Children Can Benefit From Mindfulness
April 11, 2014 Leave a comment
Considering all the stresses children experience, I am certain that children can benefit from Mindfulness.
Children can benefit from Mindfulness in many of the same ways adults benefit. Mindfulness can help children gain confidence and an understanding that behaviours like judgment, competition, self-hate and even bullying are often in response to stress and anxiety. The beauty is that Mindfulness can help the child manage their responses – not be controlled by an ‘event’.
3 Ways Children Can Benefit From Mindfulness
1. Thoughts Are Thoughts – Not Truths
Mindfulness helps children (and adults), learn that thoughts are not necessarily truths. For example, a thought that they might not be liked does not make it true; in reality the thought is simply an emotional response that has been triggered by an external influence… so Mindfulness helps them be aware of this and to explore what might be the trigger.
- Thoughts Are Not Necessarily Truths Situation: A popular friend does not say hello when they walk past. A child might think, “Oh No! They think I’m a loser.” The reality might be the popular person needs glasses… or more importantly, they might be experiencing a personal crisis and very soon need the support of their friendship.
Mindfulness helps children be aware of challenging emotions and to consciously respond to ‘what is’ not ‘what might be’ and potentially a negative path of judgment or self-judgment.
Children who practice Mindfulness can learn that when they experience challenging triggers they can control their responses and not get caught up in their thoughts or worse – become violent (often triggered by fear). In addition, by being aware of their thoughts, feelings, actions as well as the world they are part of (not on auto pilot), the child is likely to experience a greater sense of personal pride and respect.
Children can benefit from Mindfulness by learning to be conscious in the present moment – not on autopilot… which is a common complaint by adults of children.
Mindfulness helps children (and adults), learn to manage challenging thoughts and emotions by calmly, bringing awareness of their own feelings and kindness to the people around them.

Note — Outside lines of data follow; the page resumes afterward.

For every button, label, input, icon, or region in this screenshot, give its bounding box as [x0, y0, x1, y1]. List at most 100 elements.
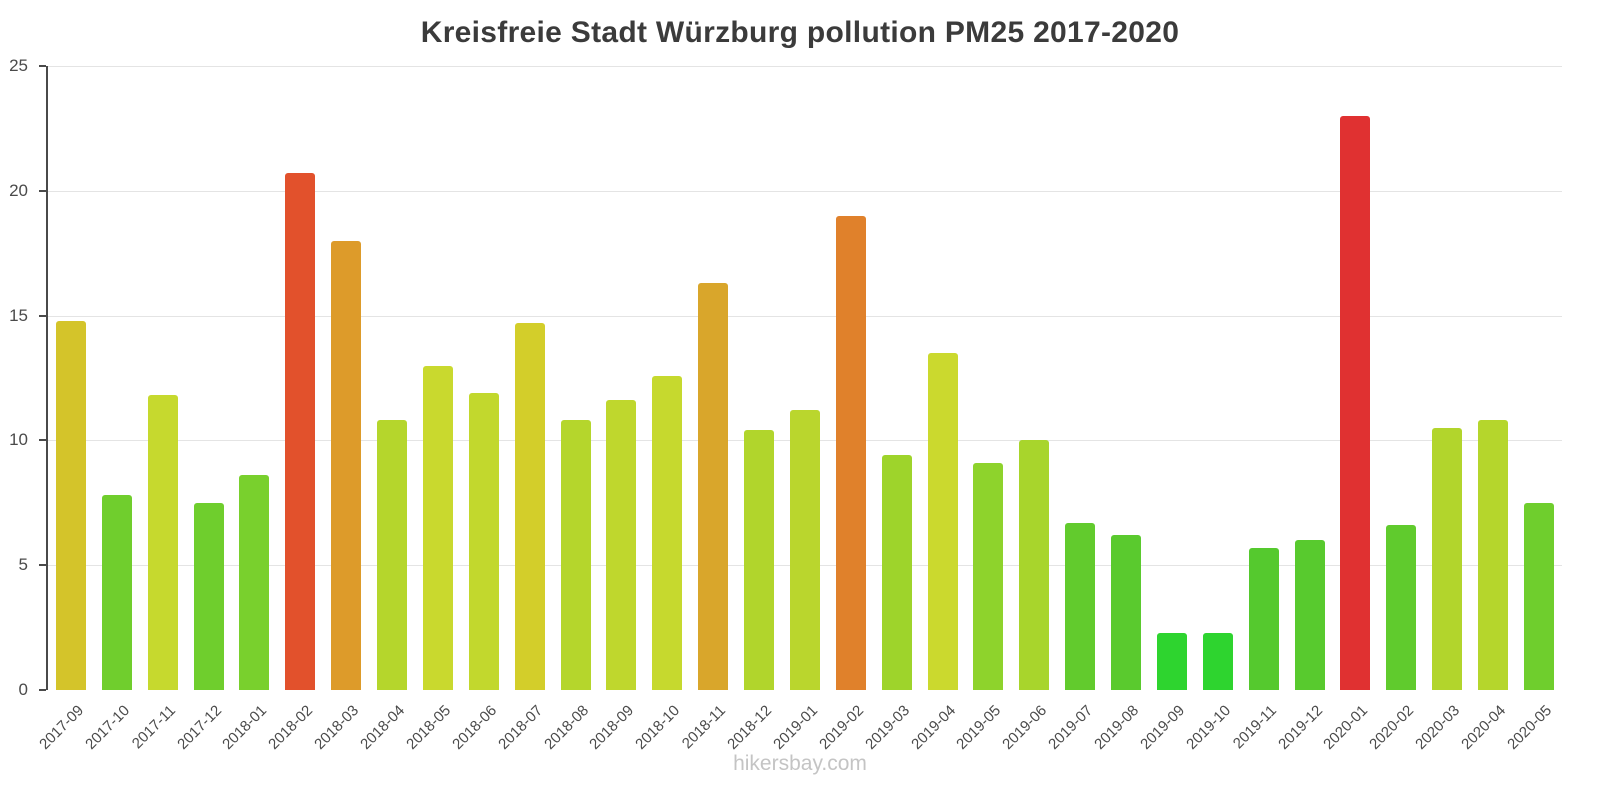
bar-slot — [828, 66, 874, 690]
bar — [1111, 535, 1142, 690]
bar — [652, 375, 683, 690]
y-axis-tick — [39, 314, 46, 317]
x-tick-label: 2017-12 — [173, 702, 225, 753]
y-tick-label: 0 — [18, 680, 28, 699]
bar — [331, 240, 362, 690]
plot-area — [39, 65, 1562, 691]
x-tick-label: 2020-04 — [1458, 702, 1510, 753]
bar-slot — [644, 66, 690, 690]
x-tick-label: 2018-10 — [632, 702, 684, 753]
bar — [835, 215, 866, 690]
bar-slot — [690, 66, 736, 690]
x-tick-label: 2019-10 — [1182, 702, 1234, 753]
bar-slot — [1470, 66, 1516, 690]
x-tick-label: 2018-09 — [586, 702, 638, 753]
x-tick-label: 2019-05 — [953, 702, 1005, 753]
y-tick-label: 5 — [18, 555, 28, 575]
bar-slot — [461, 66, 507, 690]
x-tick-label: 2018-01 — [219, 702, 271, 753]
bar — [789, 410, 820, 690]
x-tick-label: 2020-03 — [1412, 702, 1464, 753]
bar — [1386, 525, 1417, 690]
x-tick-label: 2019-04 — [907, 702, 959, 753]
y-axis-tick — [39, 65, 46, 67]
bar — [1294, 540, 1325, 690]
bar — [101, 495, 132, 690]
x-tick-label: 2018-11 — [679, 702, 730, 753]
bar-slot — [277, 66, 323, 690]
x-tick-label: 2017-09 — [36, 702, 87, 753]
chart-title: Kreisfreie Stadt Würzburg pollution PM25… — [420, 16, 1180, 49]
y-axis-tick — [39, 189, 46, 192]
bar — [1432, 427, 1463, 690]
x-tick-label: 2019-01 — [770, 702, 822, 753]
bar-slot — [920, 66, 966, 690]
gridline — [48, 66, 1562, 67]
x-tick-label: 2018-07 — [494, 702, 546, 753]
bar-slot — [1333, 66, 1379, 690]
x-tick-label: 2018-04 — [357, 702, 409, 753]
bar-slot — [323, 66, 369, 690]
x-tick-label: 2019-08 — [1091, 702, 1143, 753]
y-tick-label: 15 — [9, 305, 28, 325]
bars-container — [48, 66, 1562, 690]
x-tick-label: 2020-05 — [1504, 702, 1556, 753]
bar-slot — [186, 66, 232, 690]
bar — [744, 430, 775, 690]
bar-slot — [553, 66, 599, 690]
bar-slot — [599, 66, 645, 690]
x-tick-label: 2019-09 — [1137, 702, 1189, 753]
x-tick-label: 2018-02 — [265, 702, 317, 753]
watermark: hikersbay.com — [733, 752, 867, 775]
bar — [1478, 420, 1509, 690]
y-axis-tick — [39, 689, 46, 691]
bar — [147, 395, 178, 690]
x-tick-label: 2019-11 — [1229, 702, 1280, 753]
bar-slot — [94, 66, 140, 690]
bar — [422, 365, 453, 690]
bar-slot — [232, 66, 278, 690]
bar-slot — [874, 66, 920, 690]
bar — [1523, 502, 1554, 690]
bar-slot — [140, 66, 186, 690]
bar-slot — [1516, 66, 1562, 690]
x-tick-label: 2018-05 — [403, 702, 455, 753]
bar — [973, 462, 1004, 690]
bar — [1019, 440, 1050, 690]
bar — [606, 400, 637, 690]
x-tick-label: 2018-12 — [724, 702, 776, 753]
x-tick-label: 2019-03 — [861, 702, 913, 753]
bar-slot — [1287, 66, 1333, 690]
bar — [55, 320, 86, 690]
bar-slot — [1011, 66, 1057, 690]
y-tick-label: 10 — [9, 430, 28, 450]
bar-slot — [1378, 66, 1424, 690]
bar — [1340, 115, 1371, 690]
bar-slot — [48, 66, 94, 690]
x-tick-label: 2019-12 — [1274, 702, 1326, 753]
bar-slot — [1424, 66, 1470, 690]
y-axis-tick — [39, 564, 46, 567]
bar — [1065, 522, 1096, 690]
bar-slot — [369, 66, 415, 690]
x-tick-label: 2018-06 — [448, 702, 500, 753]
bar-slot — [415, 66, 461, 690]
x-tick-label: 2019-07 — [1045, 702, 1097, 753]
bar-slot — [782, 66, 828, 690]
bar — [285, 173, 316, 690]
gridline — [48, 190, 1562, 192]
gridline — [48, 315, 1562, 317]
bar — [193, 502, 224, 690]
x-tick-label: 2019-06 — [999, 702, 1051, 753]
x-tick-label: 2018-08 — [540, 702, 592, 753]
x-tick-label: 2017-10 — [81, 702, 133, 753]
x-tick-label: 2018-03 — [311, 702, 363, 753]
bar-slot — [736, 66, 782, 690]
bar — [239, 475, 270, 690]
bar — [1156, 632, 1187, 690]
bar-slot — [507, 66, 553, 690]
bar — [881, 455, 912, 690]
y-tick-label: 25 — [9, 56, 28, 75]
y-axis-tick — [39, 439, 46, 442]
bar — [927, 353, 958, 690]
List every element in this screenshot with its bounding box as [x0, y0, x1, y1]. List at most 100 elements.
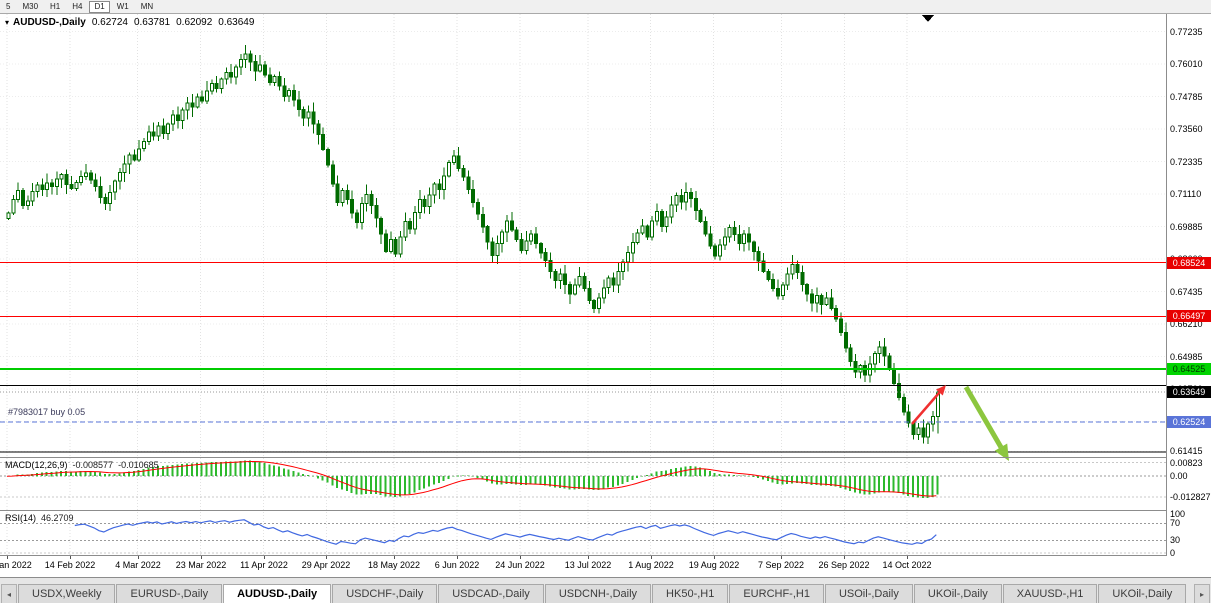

A self-aware child knows what they are feeling and what it feels like when they are being triggered. For example: “When Bob passes me in the hall I feel nervous.” By recognizing this – they are now able to begin to unravel the reason why they feel nervous. And when the reason why is understood, a child can begin to choose how they respond to that and similar situations. Discovering self-awareness once again registers a sense of personal pride – in this case – of being in control instead of being controlled.
2 Celebrated Peoples Perspectives on Awareness and Autopilot
“We can easily zone along on autopilot for most of our lives,” writes Jon Kabat-Zinn (Professor of Medicine and creator of the Stress Reduction Clinic and the Center for Mindfulness in Medicine), “meanwhile thinking we know what is happening, who we are, where we are going. That could be said to be our current default setting: the highly conditioned and tenacious mode of unawareness, of automatic pilot, of mindless doing.” And awareness isn’t a new discussion, Henry David Thoreau (American author, poet, philosopher, historian, and leading transcendentalist), wrote the following somewhat blunt passage of his impression of people in the 1800’s: The millions are awake enough for physical labor; but only one in a million is awake enough for effective intellectual exertion; only one in a hundred million to a poetic or divine life. To be awake is to be alive.”
3. Awareness Of Others
Being Mindful reminds us that there are always as many unique points of view as there are people in the room… and that this diversity is a good thing. When children are very young they learn in a binary way. Without Mindfulness, it’s very easy for children to consider there are only two points of view: right / wrong… win / lose… popular / not popular. Learning to accept that everyone has their own unique strengths and experiences will enrich their lives and is the basis for respectful creativity and synergy… and this diversity and acceptance bring stability.
It’s important for children (and adults), to see that if someone has a different belief that these people are not necessarily wrong; they are simply responding from a different point of view made up from entirely different life experiences and education. The value of open, respectful dialogue will give each child new insight and an opportunity to learn. While this is valuable for adults to learn, I believe this is doubly valuable for children to learn – to have as a grounding resource to help them through their turbulent formative years. I know it would have helped me.
From Dialogue & Questions Come Creative Answers & A Different Perspective
The Importance Of Listening
As a child learns to be Mindful they learn that they are empowered to do more than ‘fit in’. They begin to identify the opportunity where they can discover how their uniqueness and perspectives are not only valid… they are valuable whether they are making a conscious choice to follow society norms (as a personal preference), or allowing themselves and others to explore independent and perhaps creative ideas / opportunities.
Children can benefit from Mindfulness by becoming aware that they are responsible for their thoughts / their responses. The benefit is that Mindfulness and awareness are able to replace self-doubt, conflict and compromise with patience, calmness and respect for themselves and others; to work together to synergistically find a win-win solution that meets everyone’s needs.
Happy communicating and creating workplace harmony.